Paris and southeast London have the highest rate of people reporting psychotic episodes, according to a new international study that compared rates of the mental disorder in six countries.

Paris has one of highest rates of psychosis, new study finds
Photo: AFP

A total of 17 areas in Britain, France, Italy, The Netherlands, Spain and Brazil were covered in the report in the Journal of the American Medical

Association (JAMA) Psychiatry.

Researchers described the study as the largest international comparison of psychotic disorders to date, and the first major analysis of its kind in more than 25 years.

A previous study in 1992 that spanned eight diverse settings in rural and urban India, Japan, Europe and North America found that the rates of
schizophrenic disorders were “surprisingly similar.”

But the latest study found that rates of psychosis can be close to eight times higher in some regions compared to others, with the lowest incidence seen in the area around Santiago, Spain, and the highest in inner-city Paris and Southeast London.

“It's well-established that psychotic disorders, such as schizophrenia, are highly heritable, but genetics don't tell the whole story,” said lead author James Kirkbride, professor of psychiatry at University College London.

“Our findings suggest that environmental factors can also play a big role.”

The study was based on people aged 18-64 who contacted mental health services after a suspected first psychotic episode.

A total of 2,774 cases were analyzed.

Population density was not a factor in the psychotic rate, nor could differences be explained by age, sex or ethnic composition.

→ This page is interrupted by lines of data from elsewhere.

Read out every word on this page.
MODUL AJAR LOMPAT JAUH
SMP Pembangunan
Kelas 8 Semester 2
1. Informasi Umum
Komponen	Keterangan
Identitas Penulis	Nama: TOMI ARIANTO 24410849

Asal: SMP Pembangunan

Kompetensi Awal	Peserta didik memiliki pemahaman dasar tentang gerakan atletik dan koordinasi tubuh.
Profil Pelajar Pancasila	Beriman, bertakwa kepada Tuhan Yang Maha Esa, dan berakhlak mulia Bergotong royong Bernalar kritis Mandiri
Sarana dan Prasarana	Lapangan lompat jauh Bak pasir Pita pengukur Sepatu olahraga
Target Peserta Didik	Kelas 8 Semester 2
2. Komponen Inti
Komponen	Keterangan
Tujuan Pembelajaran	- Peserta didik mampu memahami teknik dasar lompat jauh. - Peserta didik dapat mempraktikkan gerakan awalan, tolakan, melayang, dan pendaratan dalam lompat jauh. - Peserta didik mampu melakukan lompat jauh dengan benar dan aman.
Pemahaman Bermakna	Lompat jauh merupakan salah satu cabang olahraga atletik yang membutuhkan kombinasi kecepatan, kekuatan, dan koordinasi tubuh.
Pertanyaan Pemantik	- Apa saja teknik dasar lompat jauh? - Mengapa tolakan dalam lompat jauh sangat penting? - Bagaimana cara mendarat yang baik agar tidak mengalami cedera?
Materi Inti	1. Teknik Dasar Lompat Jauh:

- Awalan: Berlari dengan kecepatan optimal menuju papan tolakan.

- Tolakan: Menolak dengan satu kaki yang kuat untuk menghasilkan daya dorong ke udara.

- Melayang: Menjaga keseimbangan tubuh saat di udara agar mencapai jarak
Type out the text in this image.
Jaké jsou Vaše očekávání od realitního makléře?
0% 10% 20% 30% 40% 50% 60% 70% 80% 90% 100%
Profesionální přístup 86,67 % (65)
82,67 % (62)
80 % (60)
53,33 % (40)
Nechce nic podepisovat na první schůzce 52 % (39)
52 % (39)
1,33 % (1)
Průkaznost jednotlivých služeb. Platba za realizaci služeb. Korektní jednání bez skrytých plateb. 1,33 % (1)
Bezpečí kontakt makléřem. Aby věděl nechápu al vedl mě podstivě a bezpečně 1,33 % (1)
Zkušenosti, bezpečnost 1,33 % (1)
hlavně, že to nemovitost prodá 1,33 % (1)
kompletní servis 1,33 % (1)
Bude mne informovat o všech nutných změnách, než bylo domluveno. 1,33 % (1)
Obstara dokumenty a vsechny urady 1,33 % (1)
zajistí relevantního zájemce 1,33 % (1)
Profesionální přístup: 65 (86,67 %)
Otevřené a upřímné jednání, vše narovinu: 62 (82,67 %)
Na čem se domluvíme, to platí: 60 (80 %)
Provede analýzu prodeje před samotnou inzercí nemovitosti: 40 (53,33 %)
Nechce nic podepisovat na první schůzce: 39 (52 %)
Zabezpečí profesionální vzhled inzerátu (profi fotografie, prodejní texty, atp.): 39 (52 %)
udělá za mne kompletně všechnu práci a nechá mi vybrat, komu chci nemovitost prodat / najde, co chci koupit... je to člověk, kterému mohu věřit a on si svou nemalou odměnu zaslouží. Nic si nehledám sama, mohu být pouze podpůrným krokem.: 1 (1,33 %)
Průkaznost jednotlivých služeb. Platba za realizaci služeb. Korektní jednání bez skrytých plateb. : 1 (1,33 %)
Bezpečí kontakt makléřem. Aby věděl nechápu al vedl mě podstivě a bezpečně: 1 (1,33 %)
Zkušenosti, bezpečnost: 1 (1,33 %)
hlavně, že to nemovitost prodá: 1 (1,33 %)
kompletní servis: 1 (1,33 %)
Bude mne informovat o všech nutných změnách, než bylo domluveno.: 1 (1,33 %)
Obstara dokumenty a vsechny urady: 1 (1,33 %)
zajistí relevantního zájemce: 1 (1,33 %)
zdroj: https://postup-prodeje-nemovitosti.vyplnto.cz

Rather, researchers found higher rates in younger men, among racial and ethnic minorities, and that “the strongest area-level predictor of high rates of psychotic disorders was a low rate of owner-occupied housing,” said the report.

The findings suggest “social deprivation” may be at play, said co-author Hannah Jongsma, a researcher at the University of Cambridge.

“People in areas that are socially deprived may have more social stresses, which could predict psychosis incidence, as suggested by other studies,” Jongsma said.

“An alternative explanation could be that owner-occupied housing is an indicator of social stability and cohesiveness, relating to stronger support networks.”

According to an accompanying editorial in JAMA, the study, like the 1992 one before it, “raises more questions than it answers.”

“We hope that it will spur further international efforts to explore how variation in sociocultural environments might be associated with psychosis incidence.”